Vous consulter sur une petite difficulté.

Pancrace.

Ah ! ah ! Sur une difficulté de philosophie, sans doute ?

Sganarelle.

Pardonnez-moi, je...

Pancrace.

Vous voulez peut-être savoir si la substance & l’accident sont termes synonymes ou équivoques à l’égard de l’être ?

Sganarelle.

Point du tout... Je...

Pancrace.

Si la logique est un art ou une science ?

Sganarelle.

Ce n’est point cela. Je...

Pancrace.

Si elle a pour objet les trois opérations de l’esprit, ou la troisieme seulement ?

Sganarelle.

Non, je...

Pancrace.

S’il y a dix catégories ou s’il n’y en a qu’une ?

Sganarelle.

Point : je...

Pancrace.

Si la conclusion est de l’essence du syllogisme ?

Sganarelle.

Nenni, je...

Pancrace.

Si l’essence du bien est mise dans l’appétibilité ou dans la convenance ?

Sganarelle.

Non, je...

Pancrace.

Si le bien se réciproque avec la fin ?

Sganarelle.

Eh ! non : je...

Pancrace.

Si la fin nous peut émouvoir par son être réel ou par son être intentionnel ?

Sganarelle.

Non, non, non, non, non, de par tous les diables, non.

Pancrace.

Expliquez donc votre pensée ; car je ne puis la deviner.

Sganarelle.

Je vous la veux expliquer aussi ; mais il faut m’écouter.

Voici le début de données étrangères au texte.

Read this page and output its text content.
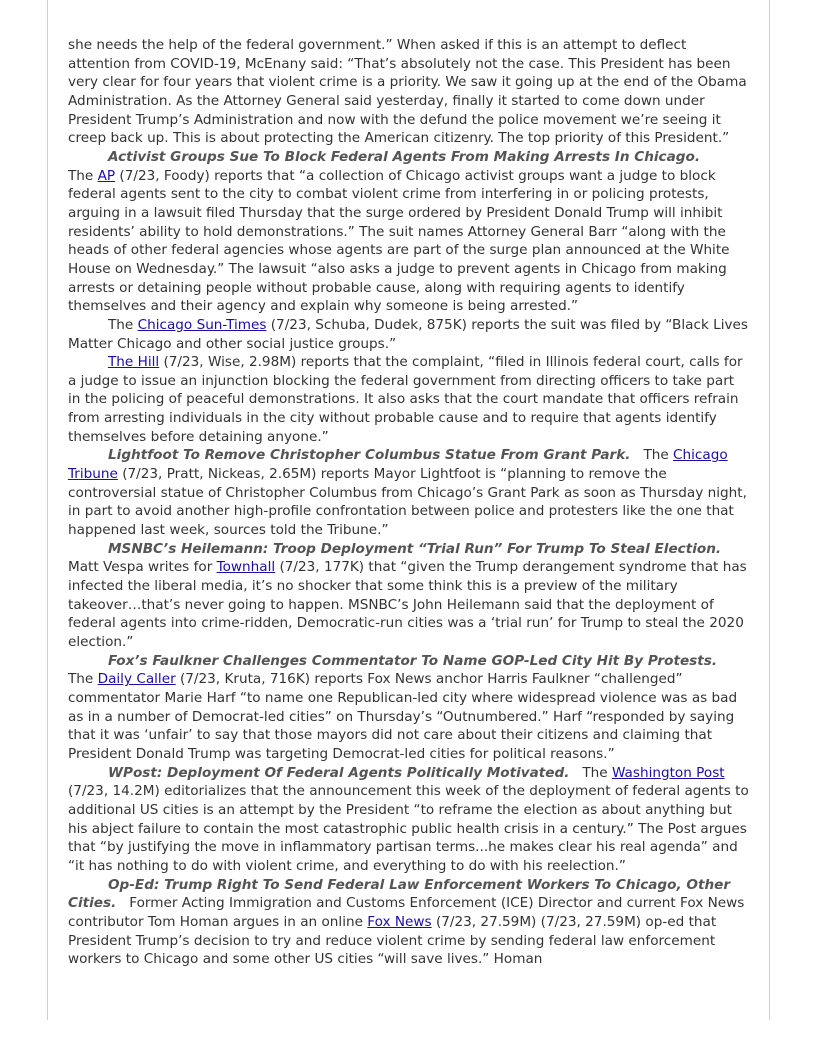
she needs the help of the federal government.” When asked if this is an attempt to deflect attention from COVID-19, McEnany said: “That’s absolutely not the case. This President has been very clear for four years that violent crime is a priority. We saw it going up at the end of the Obama Administration. As the Attorney General said yesterday, finally it started to come down under President Trump’s Administration and now with the defund the police movement we’re seeing it creep back up. This is about protecting the American citizenry. The top priority of this President.”

Activist Groups Sue To Block Federal Agents From Making Arrests In Chicago.
The AP (7/23, Foody) reports that “a collection of Chicago activist groups want a judge to block federal agents sent to the city to combat violent crime from interfering in or policing protests, arguing in a lawsuit filed Thursday that the surge ordered by President Donald Trump will inhibit residents’ ability to hold demonstrations.” The suit names Attorney General Barr “along with the heads of other federal agencies whose agents are part of the surge plan announced at the White House on Wednesday.” The lawsuit “also asks a judge to prevent agents in Chicago from making arrests or detaining people without probable cause, along with requiring agents to identify themselves and their agency and explain why someone is being arrested.”

The Chicago Sun-Times (7/23, Schuba, Dudek, 875K) reports the suit was filed by “Black Lives Matter Chicago and other social justice groups.”

The Hill (7/23, Wise, 2.98M) reports that the complaint, “filed in Illinois federal court, calls for a judge to issue an injunction blocking the federal government from directing officers to take part in the policing of peaceful demonstrations. It also asks that the court mandate that officers refrain from arresting individuals in the city without probable cause and to require that agents identify themselves before detaining anyone.”

Lightfoot To Remove Christopher Columbus Statue From Grant Park. The Chicago Tribune (7/23, Pratt, Nickeas, 2.65M) reports Mayor Lightfoot is “planning to remove the controversial statue of Christopher Columbus from Chicago’s Grant Park as soon as Thursday night, in part to avoid another high-profile confrontation between police and protesters like the one that happened last week, sources told the Tribune.”

MSNBC’s Heilemann: Troop Deployment “Trial Run” For Trump To Steal Election.
Matt Vespa writes for Townhall (7/23, 177K) that “given the Trump derangement syndrome that has infected the liberal media, it’s no shocker that some think this is a preview of the military takeover…that’s never going to happen. MSNBC’s John Heilemann said that the deployment of federal agents into crime-ridden, Democratic-run cities was a ‘trial run’ for Trump to steal the 2020 election.”

Fox’s Faulkner Challenges Commentator To Name GOP-Led City Hit By Protests.
The Daily Caller (7/23, Kruta, 716K) reports Fox News anchor Harris Faulkner “challenged” commentator Marie Harf “to name one Republican-led city where widespread violence was as bad as in a number of Democrat-led cities” on Thursday’s “Outnumbered.” Harf “responded by saying that it was ‘unfair’ to say that those mayors did not care about their citizens and claiming that President Donald Trump was targeting Democrat-led cities for political reasons.”

WPost: Deployment Of Federal Agents Politically Motivated. The Washington Post (7/23, 14.2M) editorializes that the announcement this week of the deployment of federal agents to additional US cities is an attempt by the President “to reframe the election as about anything but his abject failure to contain the most catastrophic public health crisis in a century.” The Post argues that “by justifying the move in inflammatory partisan terms...he makes clear his real agenda” and “it has nothing to do with violent crime, and everything to do with his reelection.”

Op-Ed: Trump Right To Send Federal Law Enforcement Workers To Chicago, Other Cities. Former Acting Immigration and Customs Enforcement (ICE) Director and current Fox News contributor Tom Homan argues in an online Fox News (7/23, 27.59M) (7/23, 27.59M) op-ed that President Trump’s decision to try and reduce violent crime by sending federal law enforcement workers to Chicago and some other US cities “will save lives.” Homan
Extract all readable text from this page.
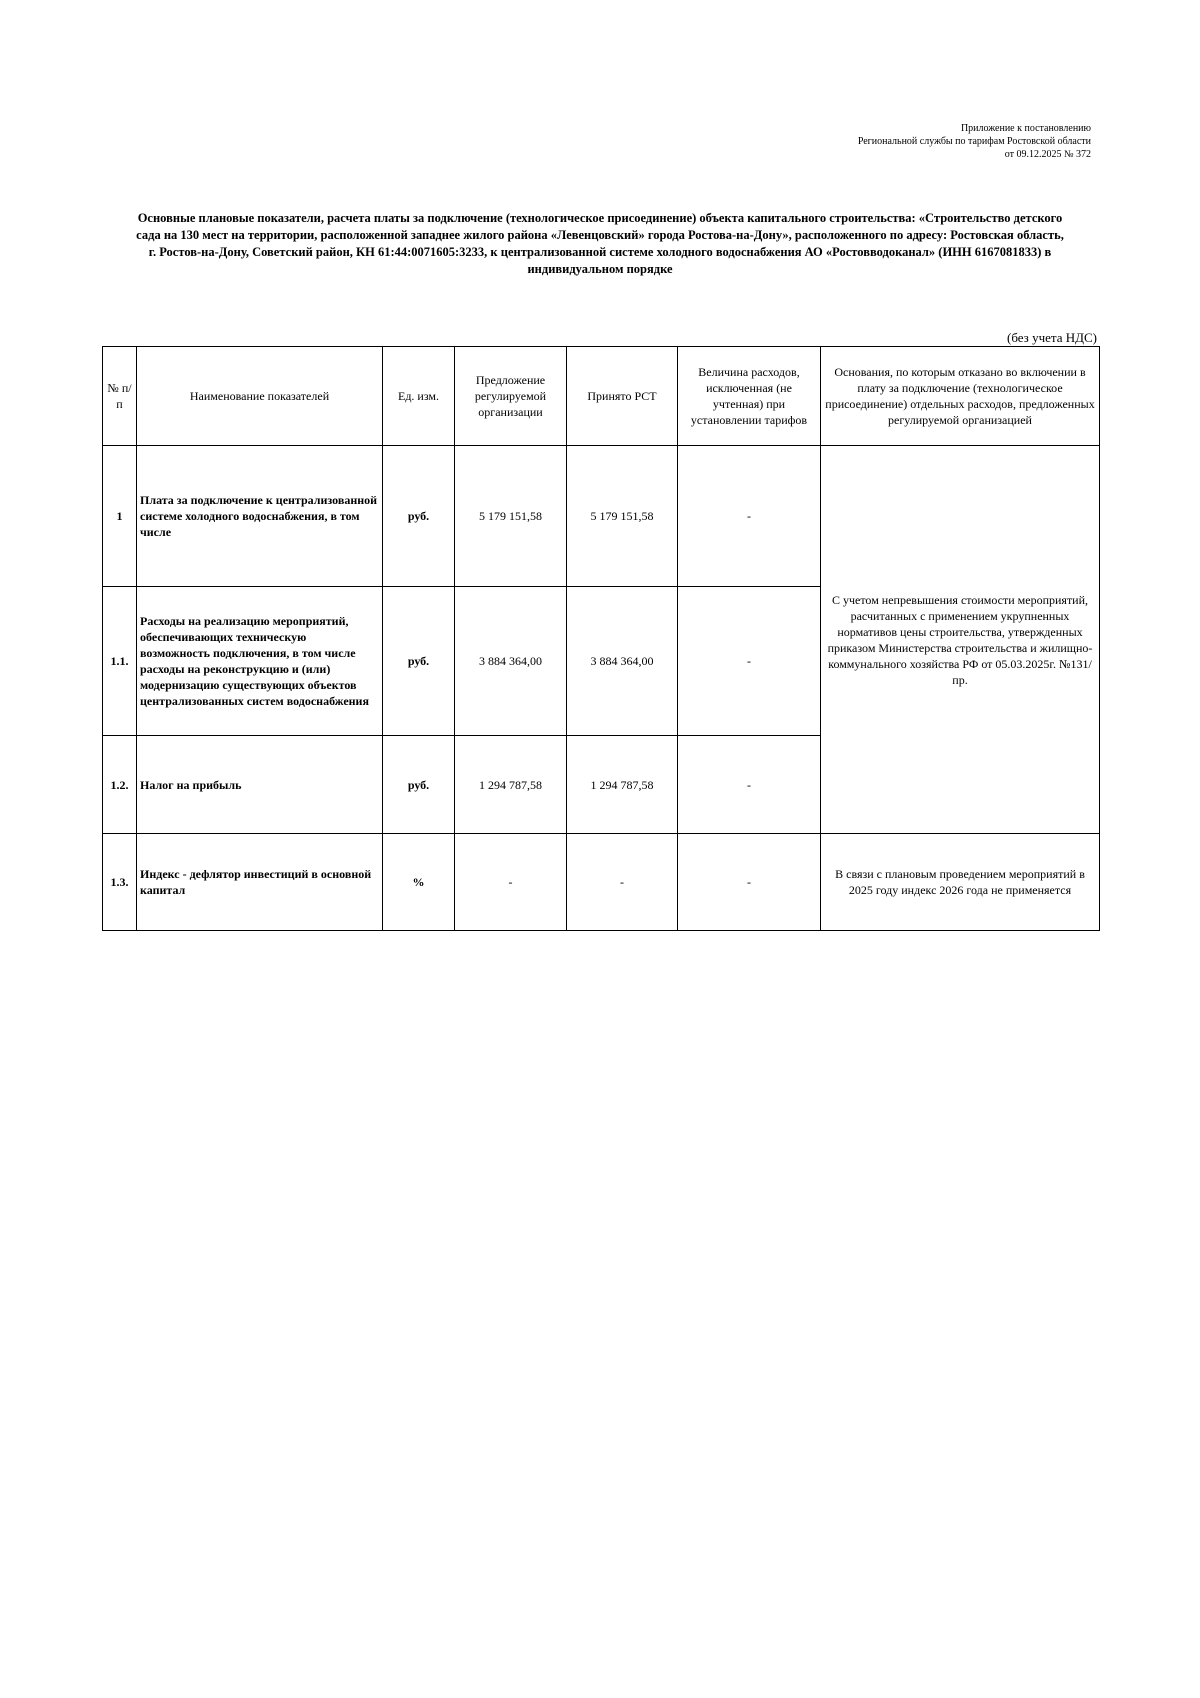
Приложение к постановлению
Региональной службы по тарифам Ростовской области
от 09.12.2025 № 372
Основные плановые показатели, расчета платы за подключение (технологическое присоединение) объекта капитального строительства: «Строительство детского
сада на 130 мест на территории, расположенной западнее жилого района «Левенцовский» города Ростова-на-Дону», расположенного по адресу: Ростовская область,
г. Ростов-на-Дону, Советский район, КН 61:44:0071605:3233, к централизованной системе холодного водоснабжения АО «Ростовводоканал» (ИНН 6167081833) в
индивидуальном порядке
(без учета НДС)
№ п/п	Наименование показателей	Ед. изм.	Предложение регулируемой организации	Принято РСТ	Величина расходов, исключенная (не учтенная) при установлении тарифов	Основания, по которым отказано во включении в плату за подключение (технологическое присоединение) отдельных расходов, предложенных регулируемой организацией
1	Плата за подключение к централизованной системе холодного водоснабжения, в том числе	руб.	5 179 151,58	5 179 151,58	-	С учетом непревышения стоимости мероприятий, расчитанных с применением укрупненных нормативов цены строительства, утвержденных приказом Министерства строительства и жилищно-коммунального хозяйства РФ от 05.03.2025г. №131/пр.
1.1.	Расходы на реализацию мероприятий, обеспечивающих техническую возможность подключения, в том числе расходы на реконструкцию и (или) модернизацию существующих объектов централизованных систем водоснабжения	руб.	3 884 364,00	3 884 364,00	-	
1.2.	Налог на прибыль	руб.	1 294 787,58	1 294 787,58	-	
1.3.	Индекс - дефлятор инвестиций в основной капитал	%	-	-	-	В связи с плановым проведением мероприятий в 2025 году индекс 2026 года не применяется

Même lazzi, même bavardage dans la scene italienne ; avec la différence que lorsqu’Arlequin se déguise en Docteur pour la jouer, il ne manque pas, en faisant l’énumération des sciences, de demander à son interlocuteur s’il veut apprendre l’orthographe. C’est peut-être d’après cela que le Bourgeois Gentilhomme de Moliere veut que le Philosophe la lui montre.

. . . . . . . . .

. . . . . . . . .

Pancrace.

La parole a été donnée à l’homme pour expliquer ses pensées ; & tout ainsi que les pensées sont les portraits des choses, de même nos paroles sont-elles les portraits de nos pensées. (Sganarelle impatienté ferme la bouche du Docteur avec sa main à plusieurs reprises, & le Docteur continue de parler, d’abord que Sganarelle ôte sa main.) Mais ces portraits different des autres portraits, en ce que les autres portraits sont distingués par-tout de leurs originaux, & que la parole enferme en soi son original, puisqu’elle n’est autre chose que la pensée expliquée par un signe extérieur ; d’où vient que ceux qui pensent bien sont aussi ceux qui parlent le mieux. Expliquez-moi donc votre pensée par la parole, qui est le plus intelligible de tous les signes.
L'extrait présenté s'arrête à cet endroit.